Le débat ne porte plus uniquement sur la capacité des IA à écrire du code. Il porte sur la responsabilité de celui qui devra comprendre, corriger et maintenir ce code plusieurs mois plus tard.

Pourquoi certains développeurs ont-ils l’impression de devenir des auditeurs de LLM ?

Une frustration revient régulièrement dans les discussions techniques : le développeur ne produit plus directement la solution. Il formule une demande, attend la proposition du modèle, vérifie le résultat puis cherche les erreurs introduites.

Le travail suit alors une nouvelle boucle :

1. décrire la fonctionnalité attendue ;
2. laisser le LLM générer une solution ;
3. relire le code produit ;
4. détecter les erreurs et les effets de bord ;
5. demander une correction ou reprendre le code manuellement.

Cette manière de travailler peut faire gagner du temps. Elle peut aussi remplacer une tâche de conception par une longue phase de contrôle. Certains développeurs ont alors le sentiment de devenir des auditeurs de code généré, plutôt que des personnes qui construisent directement un système.

Que révèlent les discussions communautaires autour du vibe coding ?

Sur le board technologique /g/ de 4chan, plusieurs fils récents montrent une forte polarisation autour du sujet. Leur ton est souvent agressif, caricatural et volontairement provocateur.
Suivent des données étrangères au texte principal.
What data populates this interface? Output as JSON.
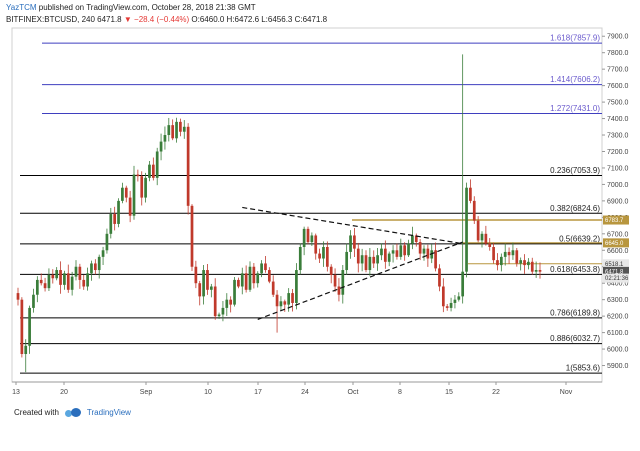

Ils ne représentent pas l’ensemble des développeurs, mais ils permettent d’observer des frustrations difficiles à repérer dans les communications plus lisses de LinkedIn ou des entreprises spécialisées dans l’IA.

Un développeur explique devoir « baby-sitter un développeur junior et son AI slop ». Un autre résume son malaise ainsi : si la programmation moderne consiste uniquement à prompter puis auditer un LLM, il n’est plus certain de vouloir exercer ce métier.

Ces réactions ne prouvent pas que le vibe coding est rejeté par la profession. Elles montrent toutefois qu’une partie des développeurs associe désormais l’IA à une perte de contrôle, de plaisir et de sens.

Qu’est-ce que le code slop ?

Le mot slop est de plus en plus utilisé pour désigner du contenu généré en masse, fonctionnel en apparence, mais pauvre, répétitif ou difficile à exploiter. On parle d’AI slop pour les images, les textes et désormais le code.

Dans le développement, le code slop ne désigne pas nécessairement un programme qui ne fonctionne pas. Il peut s’agir d’un code qui produit le bon résultat, mais dont la structure est inutilement complexe, incohérente avec le reste du projet ou fragile face aux changements futurs.

Le problème apparaît surtout lorsque personne ne comprend réellement la solution générée. Une application peut alors accumuler des dépendances inutiles, des fonctions dupliquées, des corrections locales et des choix techniques contradictoires. Chaque nouvelle demande ajoute une couche à un système que l’équipe maîtrise de moins en moins.

Pourquoi les développeurs seniors craignent-ils de devoir corriger le code des juniors ?

L’IA permet à un développeur débutant de produire rapidement une quantité importante de code. Cette vitesse ne garantit pas qu’il puisse expliquer les choix effectués, identifier les risques ou corriger le système sans l’aide du modèle.

Le rôle du développeur senior change alors. Au lieu de transmettre une méthode de réflexion, il doit parfois vérifier une solution générée dont le junior ne connaît ni l’architecture ni les limites. Le mentorat se transforme en contrôle qualité.

Cette situation peut créer une tension dans les équipes. Le junior estime avoir terminé rapidement une fonctionnalité. Le senior découvre ensuite le coût caché : tests insuffisants, erreurs silencieuses, problèmes de sécurité, architecture difficile à maintenir ou code incompatible avec les conventions du projet.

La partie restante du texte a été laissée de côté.